Bronchiectasis Symptoms

The early airway damage that leads to bronchiectasis often begins in childhood. However, symptoms may not appear until months or even years after repeated lung infections.

Repeated lung infections create a cycle of lung damage and flare-ups. These infections lead to  inflammation  and  mucus  buildup in the lungs. Although treatments can help clear the mucus, the inflammation creates new lung damage that makes a later infection more likely. The later infection then starts the cycle again. Healthcare providers often use the term  exacerbation  to describe these flare-ups from infection. Your provider may diagnose an exacerbation if you have been experiencing certain symptoms for at least 48 hours.

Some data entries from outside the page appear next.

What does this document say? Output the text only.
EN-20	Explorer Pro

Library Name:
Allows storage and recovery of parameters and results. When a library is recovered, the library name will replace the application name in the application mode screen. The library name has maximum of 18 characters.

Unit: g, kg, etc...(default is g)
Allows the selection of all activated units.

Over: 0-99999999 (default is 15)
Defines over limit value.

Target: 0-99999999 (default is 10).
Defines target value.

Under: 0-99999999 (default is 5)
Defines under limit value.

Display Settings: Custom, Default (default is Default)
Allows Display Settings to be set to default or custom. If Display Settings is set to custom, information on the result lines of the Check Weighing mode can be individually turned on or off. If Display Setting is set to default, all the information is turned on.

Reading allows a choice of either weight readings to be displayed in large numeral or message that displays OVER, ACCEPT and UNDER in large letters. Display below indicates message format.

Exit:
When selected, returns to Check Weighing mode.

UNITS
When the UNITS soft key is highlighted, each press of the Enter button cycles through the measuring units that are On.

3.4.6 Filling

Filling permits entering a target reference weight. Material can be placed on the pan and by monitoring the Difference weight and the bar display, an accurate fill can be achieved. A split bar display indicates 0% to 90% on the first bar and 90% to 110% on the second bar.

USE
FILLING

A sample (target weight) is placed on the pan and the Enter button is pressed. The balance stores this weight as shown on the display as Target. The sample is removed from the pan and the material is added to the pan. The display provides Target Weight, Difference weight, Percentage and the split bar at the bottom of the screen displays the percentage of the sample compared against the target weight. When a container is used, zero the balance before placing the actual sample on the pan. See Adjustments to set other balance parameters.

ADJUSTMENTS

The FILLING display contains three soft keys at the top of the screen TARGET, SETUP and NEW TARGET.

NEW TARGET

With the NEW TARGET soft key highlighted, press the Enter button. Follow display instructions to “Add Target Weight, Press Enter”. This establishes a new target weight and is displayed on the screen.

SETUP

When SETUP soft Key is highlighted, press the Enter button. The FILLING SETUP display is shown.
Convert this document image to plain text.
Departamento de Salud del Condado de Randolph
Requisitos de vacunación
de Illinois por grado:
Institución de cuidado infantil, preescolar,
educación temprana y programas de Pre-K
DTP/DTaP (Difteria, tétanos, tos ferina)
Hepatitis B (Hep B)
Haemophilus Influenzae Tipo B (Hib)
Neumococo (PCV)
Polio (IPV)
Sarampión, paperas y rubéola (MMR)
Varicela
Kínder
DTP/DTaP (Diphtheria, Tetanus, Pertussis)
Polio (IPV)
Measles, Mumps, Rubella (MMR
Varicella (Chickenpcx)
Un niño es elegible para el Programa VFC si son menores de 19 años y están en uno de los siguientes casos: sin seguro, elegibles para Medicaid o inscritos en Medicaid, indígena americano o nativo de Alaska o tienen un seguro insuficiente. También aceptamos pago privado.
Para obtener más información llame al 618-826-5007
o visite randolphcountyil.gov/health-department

The most common symptoms of bronchiectasis include:

  • A daily cough that occurs over at least 8 weeks
  • Daily production of large amounts of sputum (a mix of saliva and fluid from the lungs) that is coughed up and may have mucus, trapped particles, and pus
  • Shortness of breath and wheezing (a whistling sound when you breathe) that gets worse during flare-ups
  • Chest pain
  • Fevers and/or chills when accompanied by chronic inflammation and infection
  • Fatigue
  • Clubbing  (thickened skin under your fingernails and toenails that causes the nails to curve downward)

Your provider may also hear abnormal sounds, such as loud wheezes or whistling noises, when listening to your lungs.

Over time, you may develop more serious symptoms. You may cough up blood or bloody mucus and feel very tired. Children may lose weight or grow more slowly.